‘Rocky road to recovery’

Recovery will be slower than originally anticipated with a double-dip recession likely, warns the British Chambers of Commerce.

BCC chief economist David Kern says: ‘The UK’s economic prospects remain uncertain, our recovery is fragile and risks of a relapse are high. Threats of a double-dip recession are greater in the near future than the dangers of higher inflation.’

The BBC says GDP growth is likely to average at just under 2 per cent per annum over the next four or five years, considerably less than the 2.7 per cent average growth recorded in the period 2003-07. ‘Against this background, it is vital to ensure that wealth-creating businesses have adequate capacity to respond to an upturn in demand when the recovery strengthens,’ adds Kern.

David Frost, BCC director general, says that the government must use the forthcoming Budget to encourage a business-led recovery: ‘If it fails to do so, the recovery will take longer to gain momentum and may even slip into reverse. New business taxes must be avoided and unnecessary red tape suspended.’

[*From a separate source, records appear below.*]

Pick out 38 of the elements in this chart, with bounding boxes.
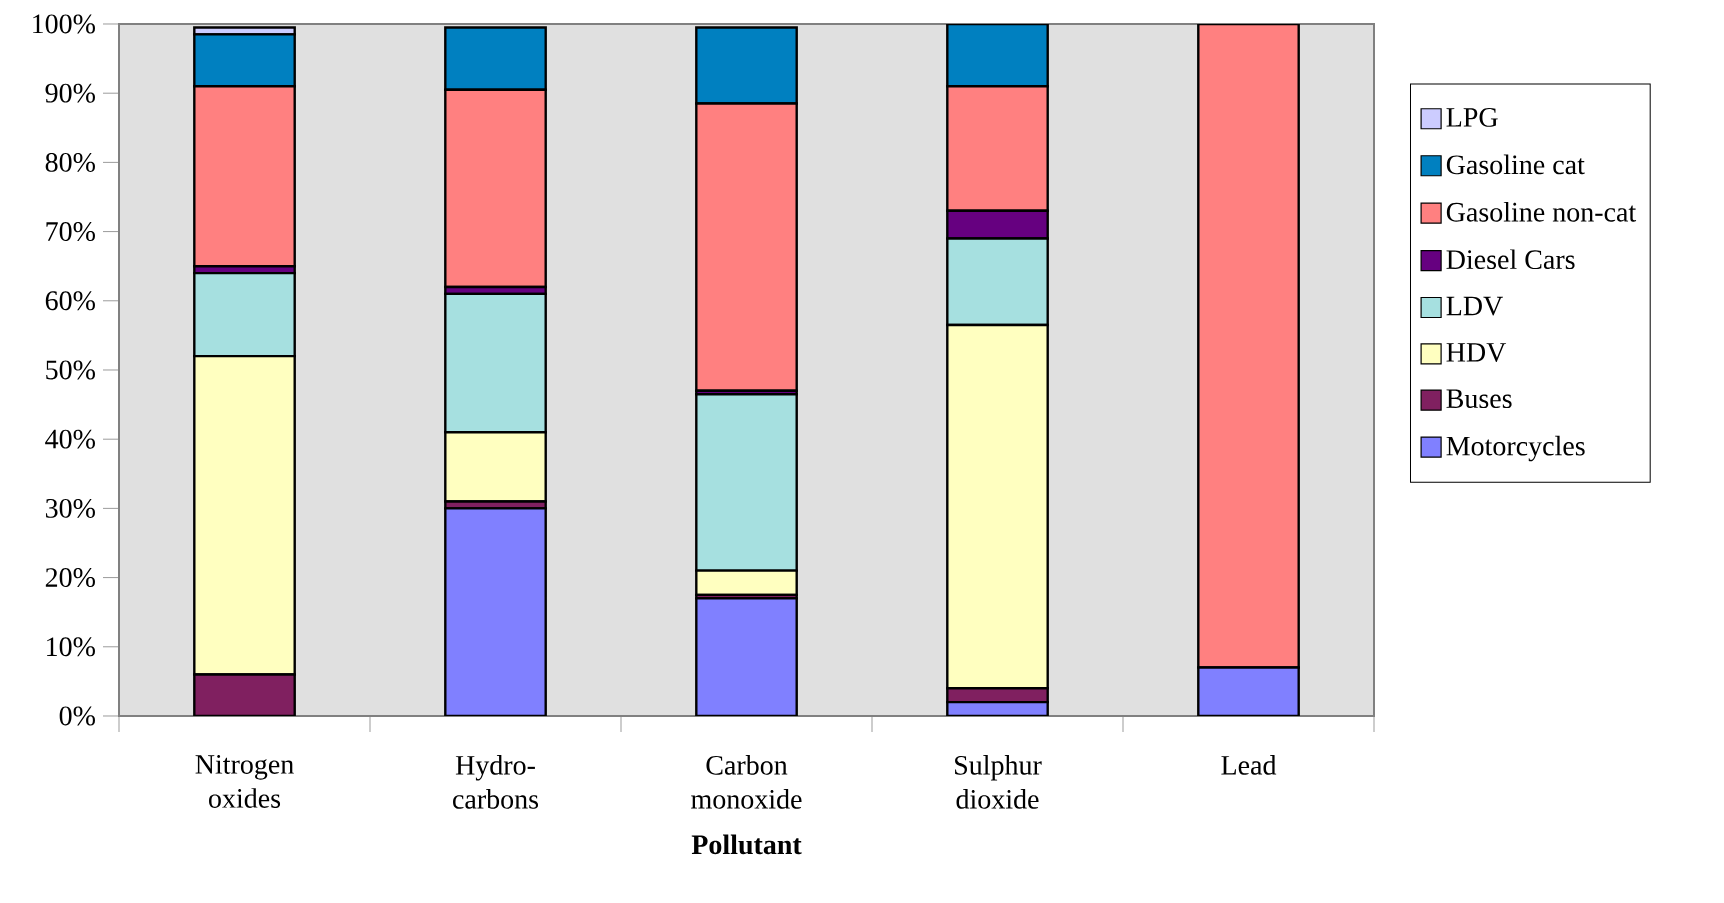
bar <box>193 673 296 716</box>
x-tick-label: Sulphur dioxide <box>955 755 1042 809</box>
y-tick-label: 70% <box>46 222 95 242</box>
bar <box>946 85 1049 213</box>
legend-label: LDV <box>1446 296 1503 316</box>
bar <box>946 23 1049 88</box>
legend-label: LPG <box>1446 108 1498 127</box>
legend-label: Diesel Cars <box>1446 249 1575 270</box>
bar <box>444 507 547 716</box>
y-tick-label: 40% <box>45 429 95 449</box>
legend-label: Gasoline cat <box>1446 154 1585 175</box>
legend-label: Buses <box>1446 389 1512 409</box>
bar <box>695 597 798 716</box>
bar <box>193 85 296 268</box>
y-tick-label: 100% <box>33 14 95 34</box>
y-tick-label: 90% <box>45 83 95 103</box>
y-tick-label: 20% <box>45 568 95 588</box>
bar <box>444 88 547 289</box>
legend-label: Motorcycles <box>1446 435 1585 462</box>
x-tick-label: Nitrogen oxides <box>195 755 294 808</box>
bar <box>193 33 296 88</box>
y-tick-label: 30% <box>45 498 95 518</box>
bar <box>695 102 798 392</box>
y-tick-label: 0% <box>59 706 95 726</box>
y-tick-label: 60% <box>45 291 95 311</box>
y-tick-label: 10% <box>47 637 95 657</box>
bar <box>1197 666 1300 716</box>
bar <box>1197 23 1300 669</box>
y-tick-label: 80% <box>45 152 95 172</box>
legend-label: Gasoline non-cat <box>1446 201 1637 222</box>
x-axis-title: Pollutant <box>691 834 802 855</box>
y-tick-label: 50% <box>46 360 95 380</box>
x-tick-label: Hydro-carbons <box>453 755 539 809</box>
x-tick-label: Carbon monoxide <box>691 755 802 809</box>
legend-label: HDV <box>1446 343 1507 362</box>
x-tick-label: Lead <box>1221 755 1277 775</box>
bar <box>695 26 798 105</box>
bar <box>444 26 547 91</box>
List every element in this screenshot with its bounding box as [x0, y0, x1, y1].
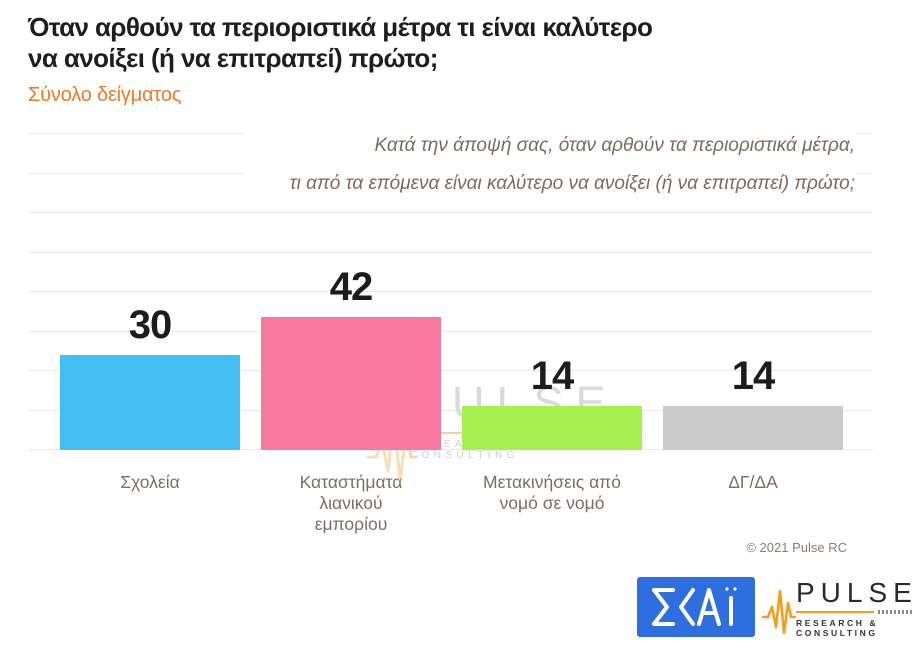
gridline — [28, 449, 873, 450]
bar-group-dkda: 14 — [663, 133, 843, 450]
bar-value-label: 30 — [128, 302, 172, 347]
survey-question: Κατά την άποψή σας, όταν αρθούν τα περιο… — [245, 127, 855, 207]
bar-group-travel: 14 — [462, 133, 642, 450]
page-title-line1: Όταν αρθούν τα περιοριστικά μέτρα τι είν… — [28, 12, 653, 42]
bar-value-label: 14 — [530, 353, 574, 398]
bar-value-label: 42 — [329, 264, 373, 309]
gridline — [28, 251, 873, 253]
gridline — [28, 330, 873, 332]
gridline — [28, 212, 873, 213]
gridline — [28, 409, 873, 411]
gridline — [28, 291, 873, 292]
bar-retail — [261, 316, 441, 450]
pulse-logo-brand: PULSE — [796, 577, 918, 608]
pulse-logo-tagline: RESEARCH & CONSULTING — [796, 618, 879, 638]
category-label-retail: Καταστήματα λιανικού εμπορίου — [299, 472, 403, 534]
gridline — [28, 370, 873, 371]
pulse-logo-waveform-icon — [762, 589, 796, 635]
category-label-travel: Μετακινήσεις από νομό σε νομό — [483, 472, 621, 513]
skai-logo — [637, 577, 755, 637]
skai-logo-letters — [652, 587, 737, 626]
bar-chart: PULSE RESEARCH & CONSULTING 30 42 14 14 — [28, 133, 873, 483]
survey-question-line1: Κατά την άποψή σας, όταν αρθούν τα περιο… — [374, 135, 855, 156]
bar-group-retail: 42 — [261, 133, 441, 450]
bar-travel — [462, 405, 642, 450]
pulse-logo-microtext — [878, 610, 912, 614]
category-label-dkda: ΔΓ/ΔΑ — [728, 472, 778, 492]
survey-question-line2: τι από τα επόμενα είναι καλύτερο να ανοί… — [289, 173, 855, 194]
bar-value-label: 14 — [731, 353, 775, 398]
pulse-logo: PULSE RESEARCH & CONSULTING — [762, 575, 918, 641]
bar-schools — [60, 354, 240, 450]
sample-subtitle: Σύνολο δείγματος — [28, 84, 182, 106]
bar-dkda — [663, 405, 843, 450]
pulse-logo-underline — [796, 611, 874, 613]
page-title-line2: να ανοίξει (ή να επιτραπεί) πρώτο; — [28, 43, 438, 73]
page-title: Όταν αρθούν τα περιοριστικά μέτρα τι είν… — [28, 12, 728, 74]
category-label-schools: Σχολεία — [120, 472, 180, 492]
bar-group-schools: 30 — [60, 133, 240, 450]
copyright-note: © 2021 Pulse RC — [746, 540, 847, 555]
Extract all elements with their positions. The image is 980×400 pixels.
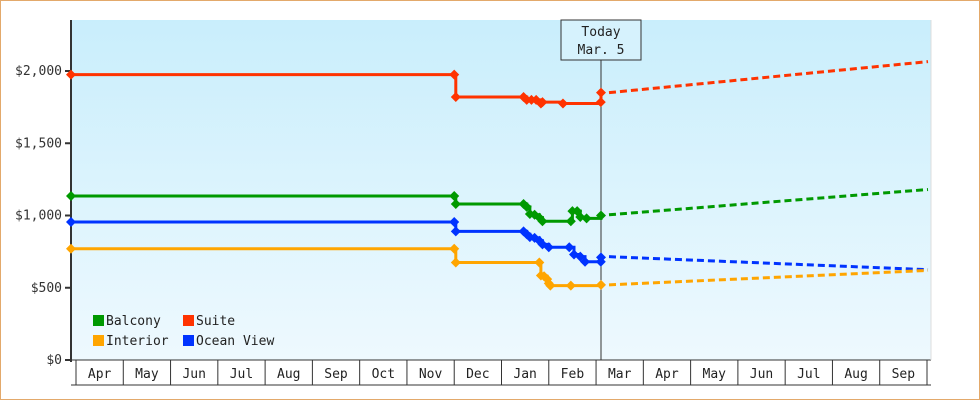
legend-label: Ocean View [196,334,274,349]
data-point-marker[interactable] [449,217,460,228]
forecast-line [608,187,929,217]
data-point-marker[interactable] [66,243,76,254]
data-point-marker[interactable] [450,257,461,268]
series-ocean-view [66,217,929,272]
x-month-label: Sep [892,367,916,382]
x-month-label: Jul [230,367,253,382]
x-month-label: Apr [655,367,679,382]
data-point-marker[interactable] [449,190,460,201]
x-month-label: Dec [466,367,489,382]
forecast-line [608,60,929,95]
x-month-label: Jun [182,367,205,382]
data-point-marker[interactable] [557,98,568,109]
data-point-marker[interactable] [595,97,606,108]
x-month-label: Mar [608,367,632,382]
x-month-label: Apr [88,367,112,382]
data-point-marker[interactable] [568,249,579,260]
legend-swatch [93,315,104,326]
y-axis: $0 $500 $1,000 $1,500 $2,000 [15,20,72,368]
y-tick-label: $1,000 [15,209,62,224]
x-month-label: Nov [419,367,443,382]
legend-swatch [183,335,194,346]
series-suite [66,60,929,109]
legend-item-ocean-view[interactable]: Ocean View [183,334,274,349]
y-tick-label: $1,500 [15,136,62,151]
forecast-line [608,268,929,287]
data-point-marker[interactable] [596,210,606,221]
data-point-marker[interactable] [537,216,548,227]
data-point-marker[interactable] [543,242,554,253]
series-balcony [66,187,929,227]
data-point-marker[interactable] [534,257,545,268]
series-layer [66,60,929,291]
legend-swatch [93,335,104,346]
data-point-marker[interactable] [565,216,576,227]
data-point-marker[interactable] [545,280,556,291]
today-marker: Today Mar. 5 [560,19,642,360]
data-point-marker[interactable] [521,201,532,212]
x-month-label: Aug [844,367,867,382]
data-point-marker[interactable] [449,69,460,80]
data-point-marker[interactable] [564,242,575,253]
data-point-marker[interactable] [450,92,461,103]
data-point-marker[interactable] [565,280,576,291]
data-point-marker[interactable] [66,217,76,228]
x-month-label: Feb [561,367,585,382]
data-point-marker[interactable] [596,252,606,263]
x-month-label: Jul [797,367,820,382]
legend-item-balcony[interactable]: Balcony [93,314,161,329]
y-tick-label: $0 [46,353,62,368]
legend-label: Balcony [106,314,161,329]
data-point-marker[interactable] [450,198,461,209]
data-point-marker[interactable] [580,256,591,267]
data-point-marker[interactable] [537,97,548,108]
series-interior [66,243,929,291]
y-tick-label: $2,000 [15,64,62,79]
data-point-marker[interactable] [581,213,592,224]
legend-label: Interior [106,334,169,349]
x-month-label: Jun [750,367,773,382]
forecast-line [608,255,929,272]
legend-item-suite[interactable]: Suite [183,314,235,329]
data-point-marker[interactable] [66,69,76,80]
x-axis: Apr May Jun Jul Aug Sep Oct Nov Dec Jan Feb Mar Apr M… [71,20,932,386]
x-month-label: May [703,367,727,382]
today-date-label: Mar. 5 [578,43,625,58]
x-month-label: Oct [372,367,395,382]
data-point-marker[interactable] [449,243,460,254]
legend-label: Suite [196,314,235,329]
today-label: Today [581,25,620,40]
legend-item-interior[interactable]: Interior [93,334,169,349]
x-month-label: Sep [324,367,348,382]
x-month-label: Aug [277,367,300,382]
data-point-marker[interactable] [596,87,606,98]
data-point-marker[interactable] [450,226,461,237]
legend-swatch [183,315,194,326]
x-month-label: Jan [513,367,536,382]
plot-area [71,20,931,360]
legend: Balcony Suite Interior Ocean View [93,314,274,349]
data-point-marker[interactable] [596,279,606,290]
today-box [560,19,642,61]
data-point-marker[interactable] [66,190,76,201]
y-tick-label: $500 [31,281,62,296]
x-month-label: May [135,367,159,382]
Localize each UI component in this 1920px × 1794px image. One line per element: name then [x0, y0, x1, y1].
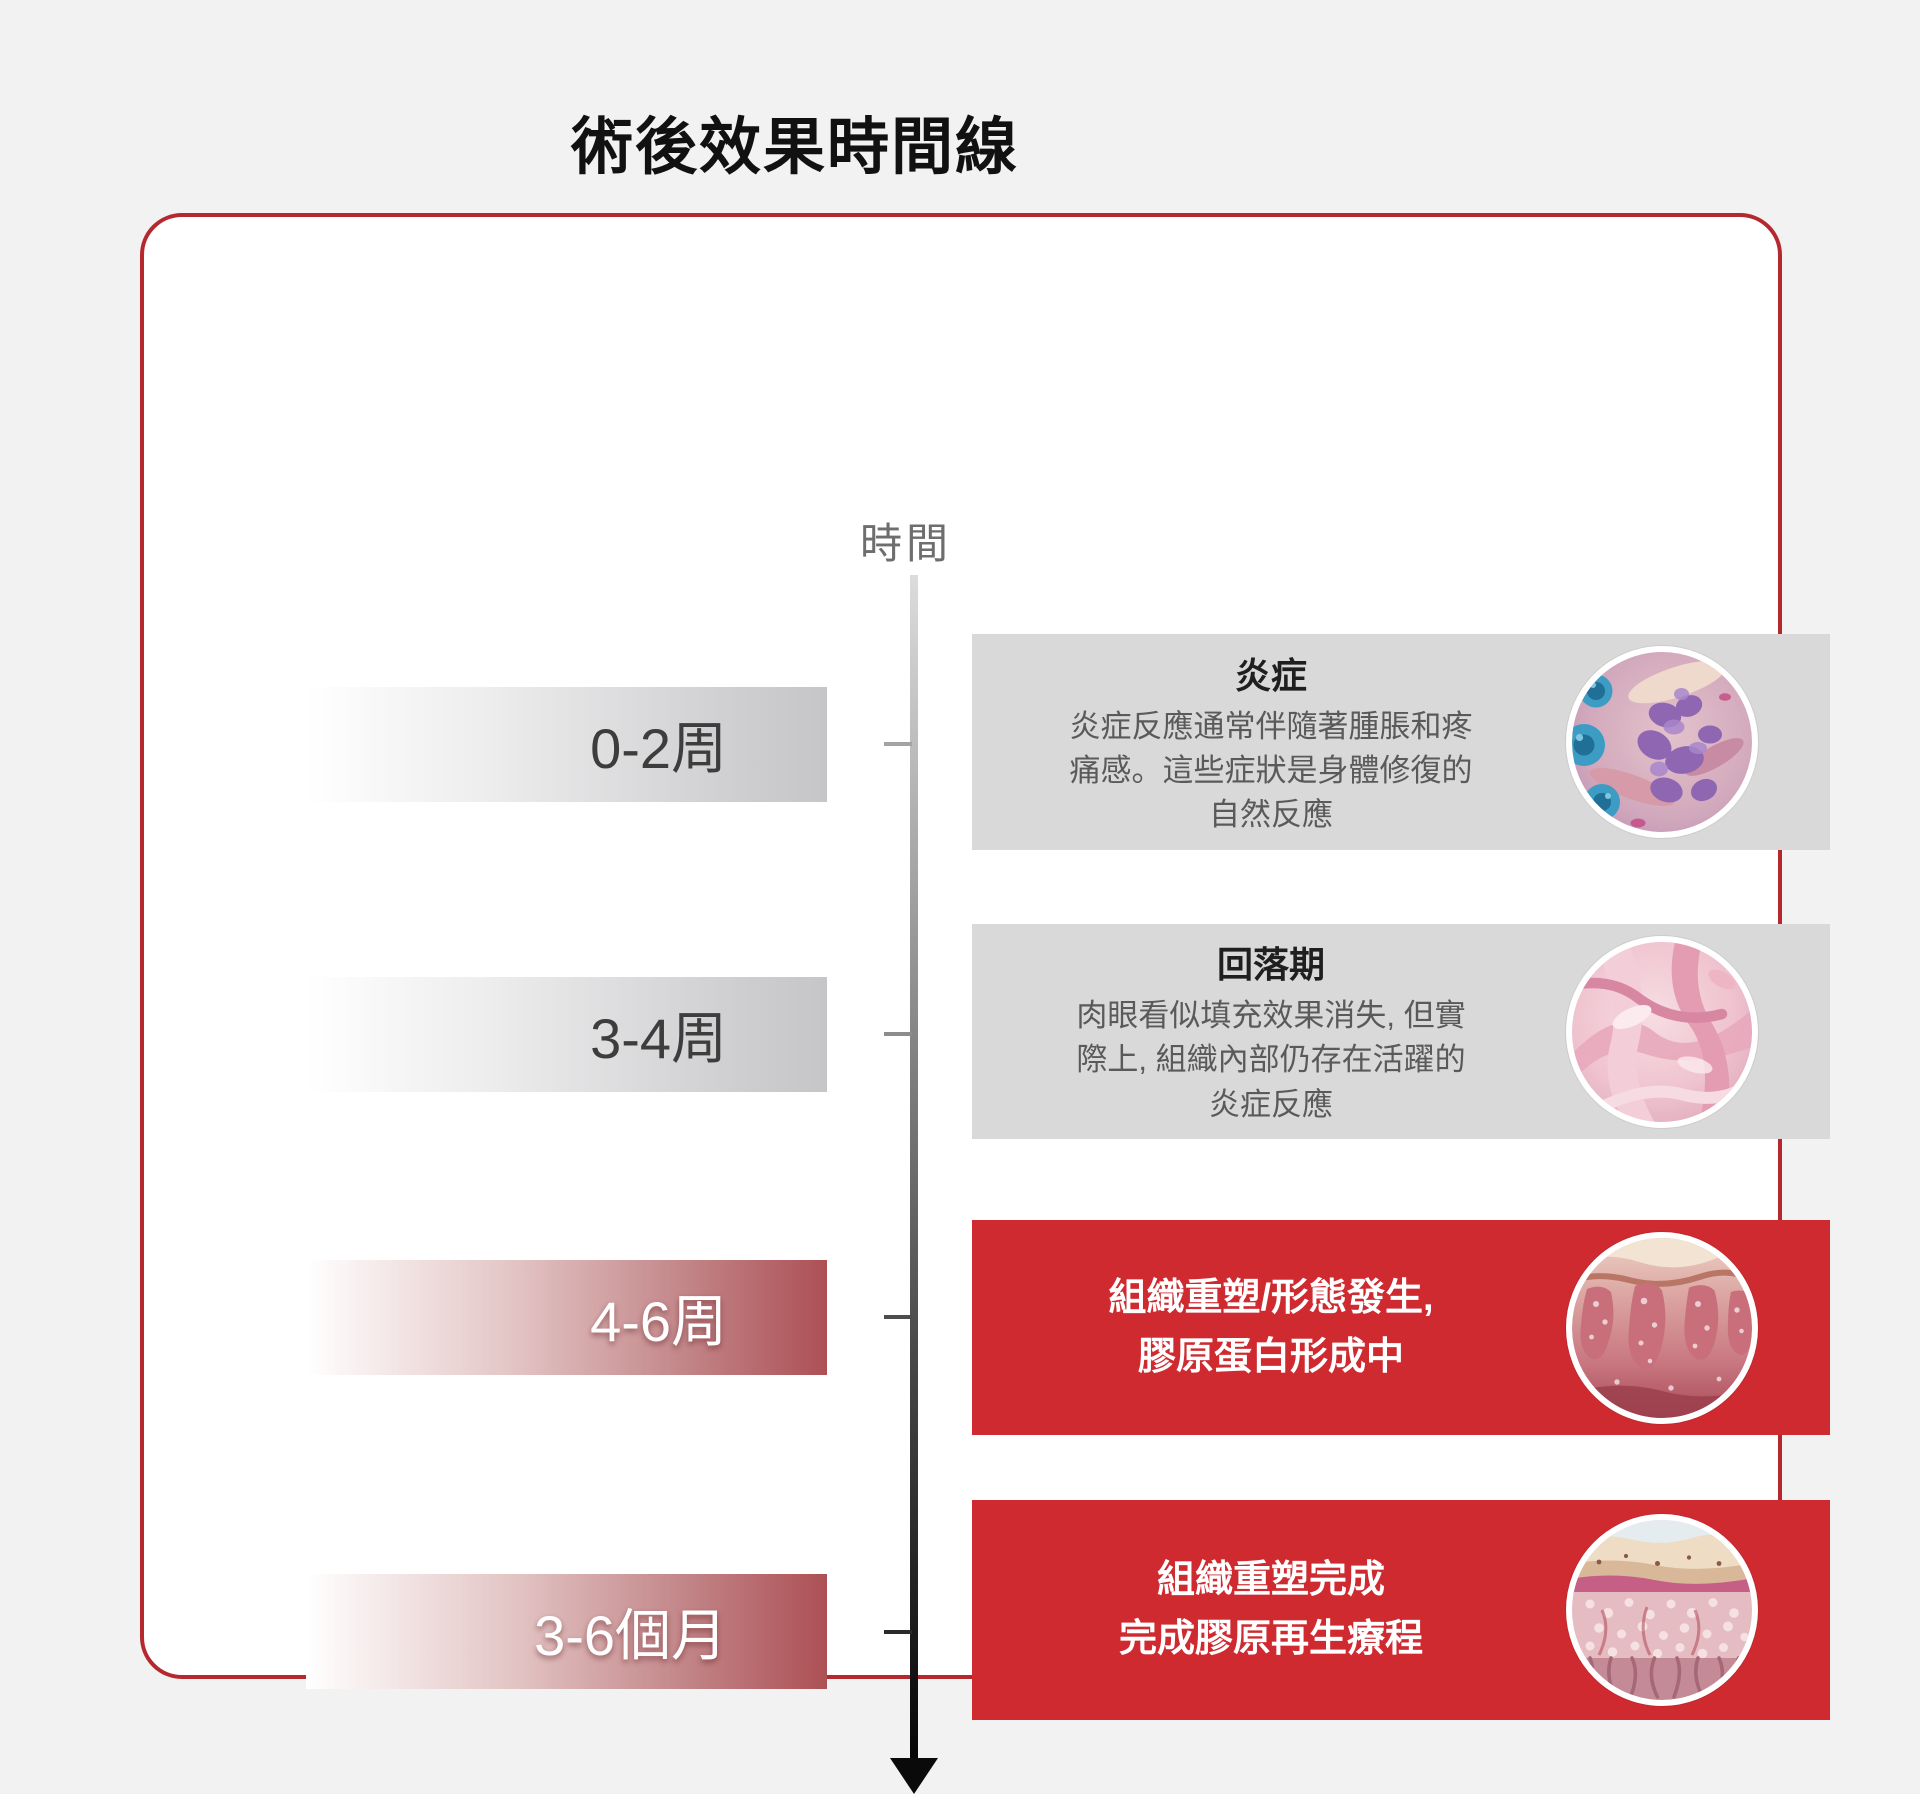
stage-text: 回落期 肉眼看似填充效果消失, 但實 際上, 組織內部仍存在活躍的 炎症反應	[972, 936, 1566, 1126]
arrow-down-icon	[890, 1758, 938, 1794]
stage-card-rebound: 回落期 肉眼看似填充效果消失, 但實 際上, 組織內部仍存在活躍的 炎症反應	[972, 924, 1830, 1139]
stage-description: 肉眼看似填充效果消失, 但實 際上, 組織內部仍存在活躍的 炎症反應	[1076, 998, 1466, 1122]
post-treatment-timeline-infographic: 術後效果時間線 時間 0-2周 3-4周 4-6周 3-6個月 炎症 炎症反應通…	[140, 113, 1830, 1794]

The predictions come as lobby group the Confederation of British Industry (CBI) calls for the government to balance public finances by 2016, two years earlier than planned, in order to create economic stability.

Richard Lambert, director general of the CBI, says: ‘It is critical that this Budget provides credibility and direction on the public finances, and creates the right conditions for businesses to drive economic growth.’